Pittsburgh's People of the Year 2023: Performing Arts | Pittsburgh City Paper

Pittsburgh's People of the Year 2023: Performing Arts

Karla Boos takes Pittsburgh theater beyond the stage

click to enlarge Pittsburgh's People of the Year 2023: Performing Arts
CP Photo: Mars Johnson
Karla Boos of Quantum Theatre

Karla Boos admits that, when she founded
Quantum Theatre in 1990, she never thought it would become her life’s work. Over 30 years later, few things have changed from the company’s original mission: taking theater beyond the stage and into unorthodox venues.

“We were just looking for any place to make a show once upon a time in the first year,” she tells Pittsburgh City Paper. “The places that we found were not theaters, and then there was such a big reaction to that … And the thought of going into a theater, when we could afford it, was just so limiting compared to what we had done in these places that were ‘inadequate.’”

While Quantum has staged numerous inventive, immersive shows, 2023 marks an especially progressive year. Boos and her crew returned to Carrie Blast Furnaces — the site of Quantum’s 2019 King Lear production — for a Hamlet like no other, featuring a powerful lead in Treasure Treasure, who was given the space to play the Danish noble as a trans woman. 

Audiences were also treated to The Devil is a Lie, a tech-age Faustian tale written by Asian American playwright Jennifer Chang and directed by Kyle Haden, a local Black theater professional and educator. The year closed with The Flying Lovers of Vitebsk, a musical about famed Jewish painter Marc Chagall that was staged at Rodef Shalom and done in collaboration with Violins of Hope, a touring exhibition of instruments rescued from the Holocaust. 

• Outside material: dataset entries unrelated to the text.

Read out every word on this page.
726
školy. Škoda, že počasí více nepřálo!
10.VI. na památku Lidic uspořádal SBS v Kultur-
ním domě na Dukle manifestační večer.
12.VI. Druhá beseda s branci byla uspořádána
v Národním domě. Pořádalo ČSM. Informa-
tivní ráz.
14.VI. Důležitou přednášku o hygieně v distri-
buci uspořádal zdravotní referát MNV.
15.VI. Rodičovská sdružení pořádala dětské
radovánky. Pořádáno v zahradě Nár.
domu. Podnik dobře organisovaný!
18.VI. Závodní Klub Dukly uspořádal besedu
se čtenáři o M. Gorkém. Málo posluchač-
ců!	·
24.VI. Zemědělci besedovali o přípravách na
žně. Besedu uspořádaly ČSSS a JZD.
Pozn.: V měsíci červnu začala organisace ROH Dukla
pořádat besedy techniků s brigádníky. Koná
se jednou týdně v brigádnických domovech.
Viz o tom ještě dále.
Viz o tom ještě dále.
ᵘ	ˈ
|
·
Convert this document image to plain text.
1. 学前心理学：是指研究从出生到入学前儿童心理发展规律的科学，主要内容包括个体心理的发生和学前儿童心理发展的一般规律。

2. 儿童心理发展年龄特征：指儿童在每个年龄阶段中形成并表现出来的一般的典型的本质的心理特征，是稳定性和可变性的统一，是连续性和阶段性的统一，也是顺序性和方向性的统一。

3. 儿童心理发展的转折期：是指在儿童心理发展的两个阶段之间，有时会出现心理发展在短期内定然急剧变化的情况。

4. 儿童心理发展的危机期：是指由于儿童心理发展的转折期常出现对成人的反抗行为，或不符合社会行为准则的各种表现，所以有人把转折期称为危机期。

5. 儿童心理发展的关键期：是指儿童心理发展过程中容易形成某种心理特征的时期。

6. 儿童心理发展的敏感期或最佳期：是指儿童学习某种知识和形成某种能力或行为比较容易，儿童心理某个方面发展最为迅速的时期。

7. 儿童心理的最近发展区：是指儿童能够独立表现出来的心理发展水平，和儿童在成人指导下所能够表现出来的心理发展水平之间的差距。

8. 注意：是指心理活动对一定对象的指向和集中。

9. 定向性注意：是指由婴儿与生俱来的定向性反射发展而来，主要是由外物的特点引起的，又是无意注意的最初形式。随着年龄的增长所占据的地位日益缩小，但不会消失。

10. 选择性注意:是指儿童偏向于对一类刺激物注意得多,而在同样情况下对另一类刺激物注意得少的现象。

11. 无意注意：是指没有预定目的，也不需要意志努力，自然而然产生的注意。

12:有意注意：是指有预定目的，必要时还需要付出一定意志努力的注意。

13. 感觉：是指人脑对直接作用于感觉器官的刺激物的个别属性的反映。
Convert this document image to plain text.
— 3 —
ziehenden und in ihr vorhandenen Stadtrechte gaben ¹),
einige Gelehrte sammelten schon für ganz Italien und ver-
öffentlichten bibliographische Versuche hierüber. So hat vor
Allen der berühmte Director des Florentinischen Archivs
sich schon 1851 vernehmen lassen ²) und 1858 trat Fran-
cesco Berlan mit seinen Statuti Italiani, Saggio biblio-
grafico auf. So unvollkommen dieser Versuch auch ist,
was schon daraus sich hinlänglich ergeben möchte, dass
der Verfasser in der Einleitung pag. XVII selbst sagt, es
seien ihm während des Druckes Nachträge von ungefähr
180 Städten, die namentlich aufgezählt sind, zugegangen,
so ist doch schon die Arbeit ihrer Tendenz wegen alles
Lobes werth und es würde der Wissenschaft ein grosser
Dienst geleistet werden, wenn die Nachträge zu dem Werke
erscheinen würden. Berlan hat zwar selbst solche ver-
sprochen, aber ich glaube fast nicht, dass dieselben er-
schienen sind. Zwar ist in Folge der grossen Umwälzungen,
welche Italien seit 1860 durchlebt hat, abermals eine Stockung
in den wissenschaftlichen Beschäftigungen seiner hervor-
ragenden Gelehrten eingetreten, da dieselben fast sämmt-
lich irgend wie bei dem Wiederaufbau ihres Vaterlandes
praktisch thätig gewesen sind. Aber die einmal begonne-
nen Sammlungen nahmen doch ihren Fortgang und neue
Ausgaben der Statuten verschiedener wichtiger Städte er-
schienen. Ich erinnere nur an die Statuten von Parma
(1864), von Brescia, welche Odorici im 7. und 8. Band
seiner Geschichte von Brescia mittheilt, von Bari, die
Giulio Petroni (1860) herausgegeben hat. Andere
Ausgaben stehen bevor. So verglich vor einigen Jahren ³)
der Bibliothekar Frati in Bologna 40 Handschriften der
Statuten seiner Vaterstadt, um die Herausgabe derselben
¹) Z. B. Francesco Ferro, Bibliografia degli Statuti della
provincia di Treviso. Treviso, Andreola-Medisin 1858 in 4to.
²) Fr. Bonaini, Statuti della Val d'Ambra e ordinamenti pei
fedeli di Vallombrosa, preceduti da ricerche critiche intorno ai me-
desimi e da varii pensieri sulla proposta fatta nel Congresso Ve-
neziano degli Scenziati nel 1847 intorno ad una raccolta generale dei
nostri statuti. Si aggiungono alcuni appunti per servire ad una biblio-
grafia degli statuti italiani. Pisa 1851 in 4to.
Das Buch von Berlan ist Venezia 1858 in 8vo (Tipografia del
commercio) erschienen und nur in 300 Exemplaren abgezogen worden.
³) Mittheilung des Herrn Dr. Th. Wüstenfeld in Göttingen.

Boos explains that, while Quantum plays are chosen not based on what audiences want to see but on what reflects her “lifelong journey in the theater,” they do not exist in a vacuum. For example, The Devil is a Lie, she says, came as a response to the Black Lives Matter movement — rather than put out a statement, like many other organizations had done, Boos says they reached out to Black artists in the city and asked if they wanted to develop a work. 

Boos also expresses gratitude for Pittsburgh playing a major role in the works, adding, “the city is such a partner in us pulling off what we do.”

As Quantum heads toward 2024, and the already announced production Scenes from an Execution, Boos sees herself nearing the end of a career that created a platform she hopes will remain intact “after her time.”

“Each work is very precious to me right now,” she says. “I don’t know if I’ll do another Shakespeare, and that’s why Hamlet was such an investment. I don’t want to waste a minute, and I hope to be communicating my lifelong values as an artist in every single work, including in the people I support, the people who I give the reins to.”